Kyoto University's Professor Hiroshi Okuno and Assistant Professor Toru Takahashi, Honda Research Institute-Japan's Dr. Kazuhiro Nakadai, and four Kyoto University and Tokyo Institute of Technology graduate students spent a week at Willow Garage, integrating HARK with a Texai telepresence robot. HARK stands for Honda Research Institute-Japan (HRI-JP) Audition for Robots with Kyoto University.  The robot audition system provides sound source localization, sound source separation, acoustic feature extraction, and automatic speech recognition.

The HARK system integrated well with ROS and our Texai.  The Texai was outfitted with a green salad bowl helmet embedded with eight microphones, and there is now a hark package for ROS. Using this setup, their team put together three demos showing off the potential for telepresence technologies.
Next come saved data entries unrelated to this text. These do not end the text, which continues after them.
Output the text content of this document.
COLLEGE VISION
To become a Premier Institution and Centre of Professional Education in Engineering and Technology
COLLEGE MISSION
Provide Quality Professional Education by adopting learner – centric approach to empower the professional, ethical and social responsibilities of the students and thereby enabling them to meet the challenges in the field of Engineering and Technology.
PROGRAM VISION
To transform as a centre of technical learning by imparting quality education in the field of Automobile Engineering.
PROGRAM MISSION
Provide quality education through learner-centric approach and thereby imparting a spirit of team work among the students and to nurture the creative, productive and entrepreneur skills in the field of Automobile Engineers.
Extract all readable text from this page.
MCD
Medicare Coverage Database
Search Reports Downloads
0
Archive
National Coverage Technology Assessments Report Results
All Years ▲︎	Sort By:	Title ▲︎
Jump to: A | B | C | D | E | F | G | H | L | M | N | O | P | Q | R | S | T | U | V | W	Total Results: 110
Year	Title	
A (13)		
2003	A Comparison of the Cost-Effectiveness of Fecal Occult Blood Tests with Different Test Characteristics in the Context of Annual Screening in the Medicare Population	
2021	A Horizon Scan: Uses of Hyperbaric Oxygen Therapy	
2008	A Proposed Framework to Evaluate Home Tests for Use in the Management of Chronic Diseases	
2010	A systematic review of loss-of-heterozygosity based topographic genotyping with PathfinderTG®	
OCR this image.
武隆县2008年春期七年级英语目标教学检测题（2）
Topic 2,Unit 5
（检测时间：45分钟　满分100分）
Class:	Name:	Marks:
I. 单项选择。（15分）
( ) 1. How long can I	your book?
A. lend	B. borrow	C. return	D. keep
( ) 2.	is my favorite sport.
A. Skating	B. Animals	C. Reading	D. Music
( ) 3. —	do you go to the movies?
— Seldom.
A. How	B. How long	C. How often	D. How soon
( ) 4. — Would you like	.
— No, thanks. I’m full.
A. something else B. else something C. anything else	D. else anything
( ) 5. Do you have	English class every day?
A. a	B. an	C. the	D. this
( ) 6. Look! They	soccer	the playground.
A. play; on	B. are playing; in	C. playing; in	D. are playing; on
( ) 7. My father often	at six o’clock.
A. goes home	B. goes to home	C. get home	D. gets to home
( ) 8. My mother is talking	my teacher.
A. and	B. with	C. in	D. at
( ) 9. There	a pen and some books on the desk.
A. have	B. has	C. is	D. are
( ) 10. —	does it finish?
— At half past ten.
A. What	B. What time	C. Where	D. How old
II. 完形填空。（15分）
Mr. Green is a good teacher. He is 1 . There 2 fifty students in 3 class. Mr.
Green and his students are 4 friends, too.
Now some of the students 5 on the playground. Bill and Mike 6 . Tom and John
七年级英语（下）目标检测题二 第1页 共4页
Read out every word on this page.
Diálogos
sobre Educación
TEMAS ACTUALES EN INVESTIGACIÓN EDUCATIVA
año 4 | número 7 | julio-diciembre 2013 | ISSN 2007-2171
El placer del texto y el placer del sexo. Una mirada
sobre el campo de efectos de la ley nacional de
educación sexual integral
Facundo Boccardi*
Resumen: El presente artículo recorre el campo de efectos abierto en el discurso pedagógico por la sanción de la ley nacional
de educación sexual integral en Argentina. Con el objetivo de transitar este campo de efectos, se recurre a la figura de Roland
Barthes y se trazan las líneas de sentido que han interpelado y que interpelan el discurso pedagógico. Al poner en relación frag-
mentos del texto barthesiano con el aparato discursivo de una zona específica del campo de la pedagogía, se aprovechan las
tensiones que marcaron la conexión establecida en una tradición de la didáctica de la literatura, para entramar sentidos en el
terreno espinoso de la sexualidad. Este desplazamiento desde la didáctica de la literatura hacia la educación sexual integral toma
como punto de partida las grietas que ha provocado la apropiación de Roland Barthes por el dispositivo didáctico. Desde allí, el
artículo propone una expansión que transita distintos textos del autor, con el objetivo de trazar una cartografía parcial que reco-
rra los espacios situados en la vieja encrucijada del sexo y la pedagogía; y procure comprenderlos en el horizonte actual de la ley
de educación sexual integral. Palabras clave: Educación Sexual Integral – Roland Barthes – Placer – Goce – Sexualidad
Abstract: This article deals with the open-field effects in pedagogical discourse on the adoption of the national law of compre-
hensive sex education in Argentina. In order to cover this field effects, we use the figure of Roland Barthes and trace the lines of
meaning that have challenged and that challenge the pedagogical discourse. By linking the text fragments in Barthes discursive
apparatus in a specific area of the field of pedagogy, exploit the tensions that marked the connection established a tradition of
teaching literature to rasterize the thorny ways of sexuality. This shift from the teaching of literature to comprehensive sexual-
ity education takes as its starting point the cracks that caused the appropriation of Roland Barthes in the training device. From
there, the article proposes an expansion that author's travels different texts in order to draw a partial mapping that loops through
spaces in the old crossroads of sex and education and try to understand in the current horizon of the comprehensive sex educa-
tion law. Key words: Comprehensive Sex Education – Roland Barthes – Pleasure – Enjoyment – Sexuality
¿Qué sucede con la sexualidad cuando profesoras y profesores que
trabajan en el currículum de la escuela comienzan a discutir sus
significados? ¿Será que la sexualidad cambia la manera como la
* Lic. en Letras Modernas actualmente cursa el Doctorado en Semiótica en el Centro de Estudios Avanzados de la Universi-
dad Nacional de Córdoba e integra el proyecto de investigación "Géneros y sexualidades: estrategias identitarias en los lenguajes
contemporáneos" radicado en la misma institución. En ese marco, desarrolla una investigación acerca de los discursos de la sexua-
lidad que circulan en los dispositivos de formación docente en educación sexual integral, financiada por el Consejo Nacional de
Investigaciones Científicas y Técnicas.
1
In the first demo, four people, including one present through a second Texai, talk over each other while the HARK-Texai separates out each voice.  The second demo shows that sound is localized and that sound direction and power can be displayed in a radar chart.  The final presentation puts these two demos together into a powerful new interface for the remote operator: the Texai pilot can determine where various sounds and voices are coming from, and select which sound to focus on.  The HARK system then provides the pilot with the desired audio, cutting out any background noise or additional voices. Even in a crowded room, you can have a one-on-one conversation.

HARK came out of close collaboration between HRI-JP and Kyoto University, and Professor Okuno's passion to make computer/robot audition helpful for the hearing impaired. HARK is provided free and open source for research purposes and can be licensed for commercial applications.


more info on hardware please

Could you provide more information about the hardware used? What types of microphones, how were they mixed and connected to the Texai?

Here's some more info

We used a reference platform that was purchased from the developers of HARK. It uses MEMS microphones that connect to a black box that converts the sounds to digital and sends it via gigabit ethernet to our computer.